Когда мы вернулись к Симоне, я рухнула на кровать. Она закрыла дверь, привалилась к ней спиной. Мы бежали вверх по лестнице и теперь обе шумно дышали.
Операция выполнена отлично, сказала Симона. Просто блеск. Произведение искусства.
Я развязала шнурки на ботинках. Неожиданно накатилась усталость. Симона медленно расстегивала рубашку. Впрочем, должны быть и более легкие пути, заметила она с задумчивым лицом.
По-моему, это было легче легкого, возразила я. Может, завтра отправимся в Национальную портретную галерею, а в пятницу - в зал Ротко в галерее Тейт? Что думаешь?
Нет, я про другое - есть, наверное, более простые способы открыться ей, сказала Симона. Лично мне это ясно. Вы можете переспать друг с другом. Тогда отпадет нужда грабить галереи и заполнять ее комнату картинами.
Я встала. Но идти в тесной комнатке Симоны было некуда, пришлось сесть.
Я не против, продолжала тем временем Симона. Мне все равно. Ты ведь знаешь, какого я мнения о твоей драгоценной подруге Эми. Я о тебе беспокоюсь.

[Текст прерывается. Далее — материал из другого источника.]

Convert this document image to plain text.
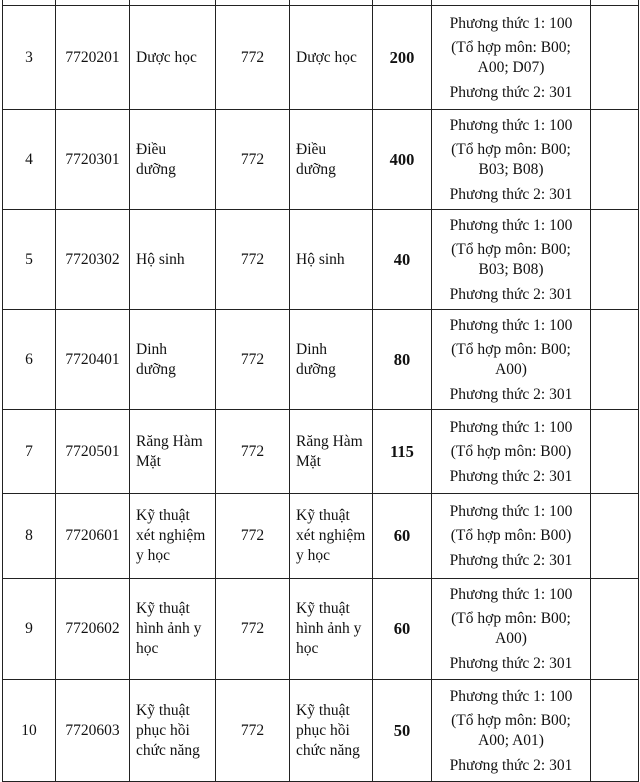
3	7720201	Dược học	772	Dược học	200	Phương thức 1: 100
(Tổ hợp môn: B00; A00; D07)
Phương thức 2: 301	

4	7720301	Điều dưỡng	772	Điều dưỡng	400	Phương thức 1: 100
(Tổ hợp môn: B00; B03; B08)
Phương thức 2: 301	

5	7720302	Hộ sinh	772	Hộ sinh	40	Phương thức 1: 100
(Tổ hợp môn: B00; B03; B08)
Phương thức 2: 301	

6	7720401	Dinh dưỡng	772	Dinh dưỡng	80	Phương thức 1: 100
(Tổ hợp môn: B00; A00)
Phương thức 2: 301	

7	7720501	Răng Hàm Mặt	772	Răng Hàm Mặt	115	Phương thức 1: 100
(Tổ hợp môn: B00)
Phương thức 2: 301	

8	7720601	Kỹ thuật xét nghiệm y học	772	Kỹ thuật xét nghiệm y học	60	Phương thức 1: 100
(Tổ hợp môn: B00)
Phương thức 2: 301	

9	7720602	Kỹ thuật hình ảnh y học	772	Kỹ thuật hình ảnh y học	60	Phương thức 1: 100
(Tổ hợp môn: B00; A00)
Phương thức 2: 301	

10	7720603	Kỹ thuật phục hồi chức năng	772	Kỹ thuật phục hồi chức năng	50	Phương thức 1: 100
(Tổ hợp môn: B00; A00; A01)
Phương thức 2: 301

Твоя драгоценная подруга. Эми тоже недолюбливала Симону, называла ее "простушкой", говорила, что ей по душе трогательный энтузиазм Симоны. Говорила, как это, должно быть, здорово, что у меня наконец-то нашелся близнец. Я ногами стащила с себя ботинки, отмахнулась от Симоны. Что еще за выдумки, сказала я, чепуха. Мы просто друзья. Только и всего.
Ладно, Симона вздохнула, и я ощутила шеей ее теплое дыхание. А что нам теперь делать, моя милая Эш, моя милая картина? - спросила она спокойно. Что нам теперь делать?
Думаешь, мы попадем в беду? - сказала я. Думаешь, не стоило ее красть?
Искусство принадлежит всем, ответила Симона, и ее руки нежно и крепко легли мне на поясницу.
Как ты считаешь, ей понравится? - спросила я. Она обрадуется?
Ну, лично я бы обрадовалась, сказала Симона и поцеловала меня. И целовала меня всю - сверху донизу, и сзади, и спереди, и сбоку, пока мы не уснули, уткнувшись друг в друга, а потом я проснулась, ощущая легкость на душе, легкость в ногах, легкость в пальцах, и на следующий день я вальсировала по лестнице, думая о том, какая же я умница, и постучалась в дверь к Эми, совсем как посыльный, который предвкушает огромные чаевые, потому что доставил телеграмму, где говорится: вы выиграли миллионов фунтов тчк, или вас ждут на Бродвее тчк, или поздравляем, родился мальчик тчк, или я люблю тебя больше всего на свете тчк.
А, это ты. Пожалуйста, заходи. Она тихо закрыла за мной дверь, а потом прошла на середину комнаты и остановилась, повернувшись ко мне спиной.
Страшно вежливым тоном она сказала, что хотела бы, чтобы я убрала из ее комнаты краденое имущество. Неужели я не понимаю, как легко она может утратить все, что создавала долгим упорным трудом? Неужели я не понимаю, что поставила ее в идиотское положение? И, пожалуйста, не могла бы я избавить ее от краденой вещи, по возможности, без малейшего шума и, самое главное, так, чтобы никто меня не видел до тех пор, пока я не окажусь на безопасном расстоянии?